Schleuterville declares bare-bones holiday November 7, 2013 • Tamera Schlueter
The holidays are here. Haul out the credit card. Ring in the cheer. Box it. Wrap it. Stuff it ‘neath a tree. It’s part of being a happy family. The older I get, the more I wonder if that can possibly be true. Are the trappings, chaos and expense we endure truly necessary to experience a joyful holiday season? This year I’m going to find out.
I’ve declared this to be a bare-bones holiday; a season as simple and basic as warm, buttered bread.
I long for quiet contemplation and time to appreciate my many blessings; to savor the sound of Christmas carols without considering them reminders of all I have yet to do. I’m tired of obsessing over finding perfect gifts for the loved ones on my list. I’d rather write them thoughtful notes, expressing how much they fill my heart.
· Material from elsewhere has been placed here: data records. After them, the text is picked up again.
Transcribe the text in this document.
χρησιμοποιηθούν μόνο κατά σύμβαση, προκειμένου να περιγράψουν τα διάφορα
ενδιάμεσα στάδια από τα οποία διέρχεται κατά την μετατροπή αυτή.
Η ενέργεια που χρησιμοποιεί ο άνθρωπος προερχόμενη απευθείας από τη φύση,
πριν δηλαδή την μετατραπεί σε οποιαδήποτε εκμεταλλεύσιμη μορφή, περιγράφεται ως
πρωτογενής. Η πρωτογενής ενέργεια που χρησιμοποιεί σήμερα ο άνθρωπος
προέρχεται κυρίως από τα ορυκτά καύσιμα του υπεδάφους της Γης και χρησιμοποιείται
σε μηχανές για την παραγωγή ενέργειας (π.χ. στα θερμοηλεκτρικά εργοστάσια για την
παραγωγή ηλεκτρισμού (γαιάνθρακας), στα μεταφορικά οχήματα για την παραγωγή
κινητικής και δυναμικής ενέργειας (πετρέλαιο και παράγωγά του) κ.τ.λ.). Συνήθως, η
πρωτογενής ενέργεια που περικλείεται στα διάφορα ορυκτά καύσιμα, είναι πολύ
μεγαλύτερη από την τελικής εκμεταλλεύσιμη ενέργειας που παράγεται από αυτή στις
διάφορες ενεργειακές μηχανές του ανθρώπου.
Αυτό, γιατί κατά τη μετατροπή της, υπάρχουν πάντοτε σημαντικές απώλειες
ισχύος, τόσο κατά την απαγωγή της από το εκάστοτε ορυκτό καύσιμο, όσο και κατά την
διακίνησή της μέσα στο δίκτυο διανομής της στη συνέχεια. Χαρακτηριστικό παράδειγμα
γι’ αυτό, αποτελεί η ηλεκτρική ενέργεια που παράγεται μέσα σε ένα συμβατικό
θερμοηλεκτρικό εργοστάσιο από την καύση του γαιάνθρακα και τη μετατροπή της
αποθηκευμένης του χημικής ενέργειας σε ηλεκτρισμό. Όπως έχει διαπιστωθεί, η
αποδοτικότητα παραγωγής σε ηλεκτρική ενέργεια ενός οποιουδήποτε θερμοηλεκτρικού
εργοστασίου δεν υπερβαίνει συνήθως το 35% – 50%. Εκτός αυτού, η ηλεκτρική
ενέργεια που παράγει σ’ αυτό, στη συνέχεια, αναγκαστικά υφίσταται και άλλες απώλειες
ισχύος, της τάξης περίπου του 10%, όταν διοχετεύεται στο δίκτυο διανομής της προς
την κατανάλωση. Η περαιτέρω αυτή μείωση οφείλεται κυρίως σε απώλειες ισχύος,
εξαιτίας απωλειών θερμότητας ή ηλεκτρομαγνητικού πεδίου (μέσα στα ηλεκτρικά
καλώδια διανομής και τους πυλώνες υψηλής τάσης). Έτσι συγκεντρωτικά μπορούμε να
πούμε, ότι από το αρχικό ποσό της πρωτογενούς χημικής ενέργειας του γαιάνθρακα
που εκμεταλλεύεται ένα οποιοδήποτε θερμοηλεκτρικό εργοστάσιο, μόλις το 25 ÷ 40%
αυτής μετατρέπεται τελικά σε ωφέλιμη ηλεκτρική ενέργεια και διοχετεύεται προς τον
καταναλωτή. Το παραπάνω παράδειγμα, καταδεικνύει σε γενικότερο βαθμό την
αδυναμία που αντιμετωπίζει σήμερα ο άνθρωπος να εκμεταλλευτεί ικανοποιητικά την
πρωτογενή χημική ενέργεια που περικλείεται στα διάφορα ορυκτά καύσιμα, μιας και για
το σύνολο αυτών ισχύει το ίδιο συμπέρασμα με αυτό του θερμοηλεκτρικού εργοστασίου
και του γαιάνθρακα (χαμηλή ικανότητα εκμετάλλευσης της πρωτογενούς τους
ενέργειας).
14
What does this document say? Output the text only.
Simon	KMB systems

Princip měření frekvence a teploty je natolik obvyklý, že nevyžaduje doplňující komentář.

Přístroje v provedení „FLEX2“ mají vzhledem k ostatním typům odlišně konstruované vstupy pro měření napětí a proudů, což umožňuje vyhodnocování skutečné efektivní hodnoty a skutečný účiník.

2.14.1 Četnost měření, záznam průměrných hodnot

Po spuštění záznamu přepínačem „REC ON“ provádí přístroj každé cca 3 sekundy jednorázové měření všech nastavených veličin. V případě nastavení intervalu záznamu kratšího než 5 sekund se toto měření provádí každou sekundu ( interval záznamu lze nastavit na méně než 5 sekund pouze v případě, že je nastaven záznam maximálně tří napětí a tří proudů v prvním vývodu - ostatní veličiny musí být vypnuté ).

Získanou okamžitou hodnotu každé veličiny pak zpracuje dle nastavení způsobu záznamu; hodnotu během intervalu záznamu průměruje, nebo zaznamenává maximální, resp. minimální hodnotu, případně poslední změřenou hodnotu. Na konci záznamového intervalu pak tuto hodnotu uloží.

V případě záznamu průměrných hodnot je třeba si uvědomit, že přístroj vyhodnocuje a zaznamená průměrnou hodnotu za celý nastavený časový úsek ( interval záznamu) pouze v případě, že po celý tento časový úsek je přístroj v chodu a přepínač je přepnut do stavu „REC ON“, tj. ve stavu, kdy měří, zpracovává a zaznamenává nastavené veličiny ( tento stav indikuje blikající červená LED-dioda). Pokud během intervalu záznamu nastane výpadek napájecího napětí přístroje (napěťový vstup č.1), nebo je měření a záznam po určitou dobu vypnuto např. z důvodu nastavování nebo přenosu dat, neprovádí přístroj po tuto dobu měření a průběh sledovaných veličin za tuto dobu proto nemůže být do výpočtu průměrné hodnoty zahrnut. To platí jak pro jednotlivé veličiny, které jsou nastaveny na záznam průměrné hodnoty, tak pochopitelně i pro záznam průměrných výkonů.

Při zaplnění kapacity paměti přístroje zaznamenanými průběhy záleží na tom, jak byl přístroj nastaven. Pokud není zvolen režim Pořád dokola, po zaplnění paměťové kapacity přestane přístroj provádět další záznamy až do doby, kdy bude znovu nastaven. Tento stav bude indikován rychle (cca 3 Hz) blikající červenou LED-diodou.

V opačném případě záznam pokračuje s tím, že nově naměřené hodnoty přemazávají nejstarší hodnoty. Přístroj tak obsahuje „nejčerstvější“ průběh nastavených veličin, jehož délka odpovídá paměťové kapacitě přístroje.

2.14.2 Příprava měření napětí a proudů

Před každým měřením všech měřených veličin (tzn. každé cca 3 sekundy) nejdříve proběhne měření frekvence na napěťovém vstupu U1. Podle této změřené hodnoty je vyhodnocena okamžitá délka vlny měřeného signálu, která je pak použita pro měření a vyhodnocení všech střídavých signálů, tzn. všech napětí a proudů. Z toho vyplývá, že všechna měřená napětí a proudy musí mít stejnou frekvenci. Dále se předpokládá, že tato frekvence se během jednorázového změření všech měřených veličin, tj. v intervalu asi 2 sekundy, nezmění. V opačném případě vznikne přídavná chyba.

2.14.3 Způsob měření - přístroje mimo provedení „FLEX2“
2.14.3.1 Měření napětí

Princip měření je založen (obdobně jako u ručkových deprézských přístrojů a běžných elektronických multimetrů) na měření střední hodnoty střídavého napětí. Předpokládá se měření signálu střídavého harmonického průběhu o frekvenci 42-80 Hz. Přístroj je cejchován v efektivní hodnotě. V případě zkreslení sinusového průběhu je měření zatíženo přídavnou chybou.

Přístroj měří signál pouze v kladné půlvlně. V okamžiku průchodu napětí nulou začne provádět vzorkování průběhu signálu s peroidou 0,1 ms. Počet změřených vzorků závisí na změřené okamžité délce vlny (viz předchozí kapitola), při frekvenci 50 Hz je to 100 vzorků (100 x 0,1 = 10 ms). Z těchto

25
So I notified my family and closest friends that this holiday would be different. I want to welcome them into a home that is comfortable instead of showy, rich in spirit instead of flowing with gifts.
I want us to shirk the pressure of gadgets and stuff, credit card statements and financial stress. I want us to set my beat-up table with vintage china and mismatched cups, and load it with food that sticks to ribs and feeds the soul.
I want us to thank God for all we have, and recall the rich, rewarding joy of a busy year, which featured one son starting graduate school, and the other becoming a husband. We’ll laugh about backyard weddings, moose encounters on Colorado trails and exploding air mattresses during a late fall campout.
We’ll drop some dough into a red kettle without robbing Peter to pay Paul. What little we do spend will be invested locally, in shops with bells on the door and people who know us by name.
We’ll forget about gifts of the expensive, glitzy kind. Perhaps instead there will be photographs shared and recipes traded, and we’ll watch “It’s a Wonderful Life” for the umpteenth time. Afterward we’ll take a Christmas light tour through town, or gun the engine of Hunka Burnin’ Hubby’s diesel truck and cut cookies on abandoned, iceslicked parking lots.
Laughter is required through the whole shebang; great belly-shaking snort-laughs that make you bawl. Laughter, you see, is free. Hot chocolate and popcorn enjoyed before a blazing fireplace are easy and cheap. It’s the act of shirking the norm that takes effort.
We’ll go to candlelight service and “Noel” our brains out, wearing well-loved sweaters and Converse sneakers. We’ll gaze misty-eyed at the manger, and reflect upon the reason for the season, which is often forgotten in an alltoo- secular world.
And when it’s time to bid adieu, I hope we’ll have created memories of a holiday that was sincerely grand. We’ll still have room in our closets. The trash bin won’t overflow with boxes and paper. Nobody will have received the wrong color or size, or something they’ll never use. We’ll all be able to pay the heating bill without selling a kidney.
The average American family spends roughly $750 on the gifts and trappings of Christmas. I hope to buck that trend by a long shot. We’ll see how it goes.